In short, the nonresident plaintiffs have identified no jurisdictionally relevant links between their claims and Illinois.  Where no adequate link exists between Illinois and the nonresident plaintiffs’ claims, it necessarily follows that Illinois lacks specific personal jurisdiction over defendants as to those claims.  For these reasons, we hold that plaintiffs failed to meet their burden of establishing a prima facie basis to exercise specific personal jurisdiction over defendants as to the nonresident plaintiffs’ claims.

Rios, 2020 WL 2963318, at *6.  Plaintiffs, go home!  Querentes ite domum!  Or in more current jargon, practice extreme social distancing.

Nor was it “reasonable” for any state to allow non-resident plaintiffs from all over to flock into its courts the way they had to Madison and St. Claire (and other) Illinois counties.

These factors weigh strongly against Illinois courts exercising specific personal jurisdiction over defendants for the out-of-state plaintiffs’ claims.  Illinois has no particular interest in resolving claims that did not arise out of or relate to activities that occurred here.  Plaintiffs’ interest in obtaining relief also does not weigh in favor of Illinois courts’ exercise of specific personal jurisdiction as to non-Illinois plaintiffs.  The nonresidents have not explained how Illinois could be a convenient location for this litigation when they were not implanted with their devices here and have identified no other activity that would connect their specific claims to Illinois.

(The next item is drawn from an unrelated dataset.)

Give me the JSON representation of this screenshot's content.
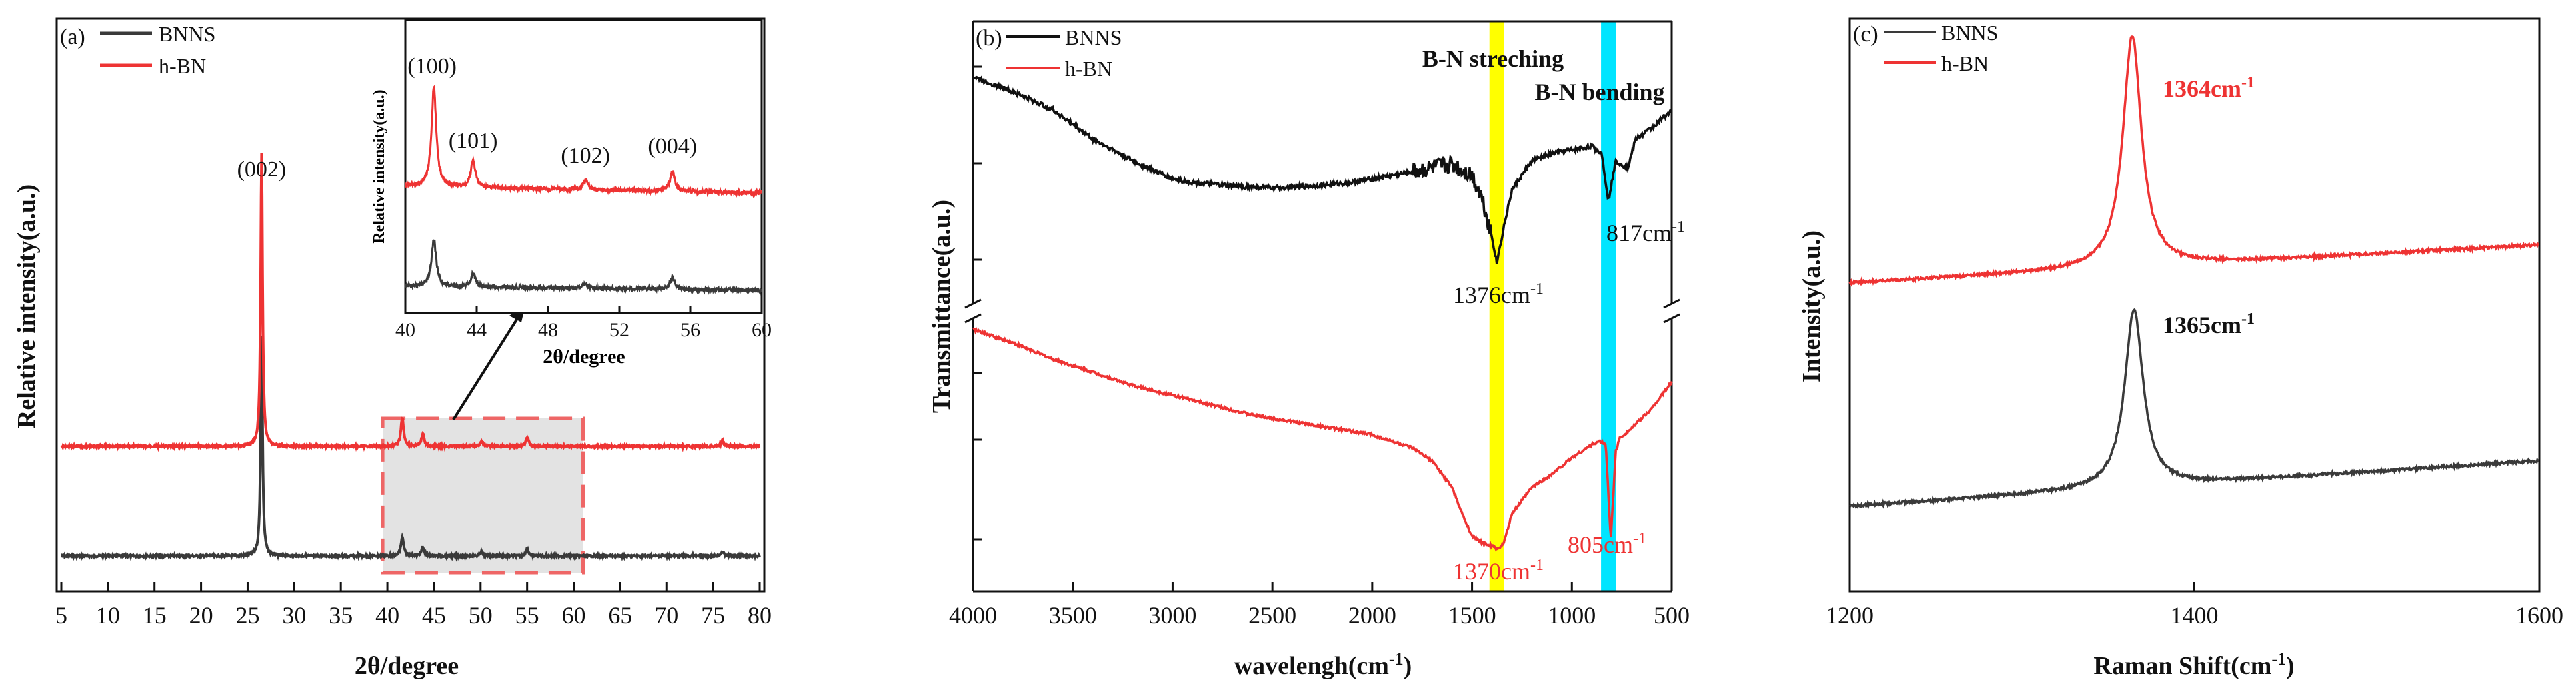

Id. at *7.  Indeed, “many” of these litigation tourists were double-dippers – they “initiated duplicate actions in California” – so that “the interests of judicial economy are not furthered.”  Id.

In concluding, the Rios court administered a coup de grâce to the contrary M.M. decision – effectively erasing it from the law books.  “We therefore hold that M.M. does not reflect the law in Illinois and should no longer be relied upon.”  2020 WL 2963318, at *7.  “In sum, we conclude that the nonresident plaintiffs’ claims did not arise out of or relate to defendants’ in-state activities and, thus, Illinois courts lack specific personal jurisdiction over [defendant] as to the nonresidents’ claims.”  Id.

Thus, the long litigation nightmare that has been perpetrated in Madison and St. Clair counties should now come to an end.  Defendants – at least those who preserved jurisdictional objections – may now proceed to dismantle that unconstitutional system.  As the Supreme Court has held, defendants are “permit[ted] . . . ‘to structure their primary conduct with some minimum assurance as to where that conduct will and will not render them liable to suit.’”  Daimler AG v. Bauman, 571 U.S. 117, 139 (2014) (quoting Burger King Corp. v. Rudzewicz, 471 U.S. 462, 472 (1985)).  Defendants don’t have to expose themselves to the jurisdictions on ATRA’s list.  Even as to manufacturing defect claims, as long as potential litigation targets take their business to more business-friendly states, they can’t be sued by litigation tourists, except in those more congenial jurisdictions.